Guinea Bissau President José Mário Vaz stepped aboard the ship Esperanza on Tuesday to hear reports from his nation’s Fisheries Surveillance Department (FISCAP) on their joint illegal fishing patrols with the Greenpeace vessel.
Guinea Bissau authorities working with the international environmental organization told the president that just in the past week, they had discovered four Chinese vessels involved in various violations while conducting fishing operations.
They also investigated four Comoros-flagged vessels for transshipment at sea, a practice banned by the government of Guinea Bissau in 2015, and escorted two of the vessels to the Bissau port. The owners and crew now face legal charges, Greenpeace said in a statement.

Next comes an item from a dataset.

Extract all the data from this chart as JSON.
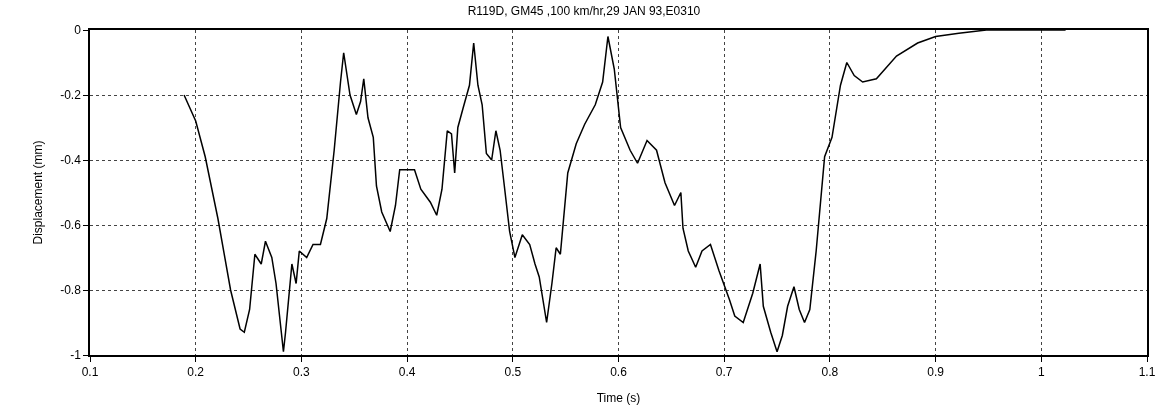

“The fact that we managed to come across such a high number of vessels breaking the law in only a few days really confirms the alarming ‘Wild-West’ situation in the waters of West Africa,” said project leader Pavel Klinckhamers. “We commend the commitment from the highest level of the Bissau government to curb the ongoing situation.”
West Africa is the only region in the world where fish consumption is declining due to exploitation of resources by too many vessels and by illegal fishing operations, Greenpeace said. That’s becoming a critical problem for 7 million Africans who rely on the sea for food, income and employment.
From 2010 to 2016, six West African nations including Guinea Bissau lost an estimated USD$2.3 billion in revenues because of illegal, unregulated and unreported (IUU) fishing, the statement said. The highest number of offenses occurred in Guinea Bissau, but addressing the problem really requires a regional fisheries management body for improved oversight.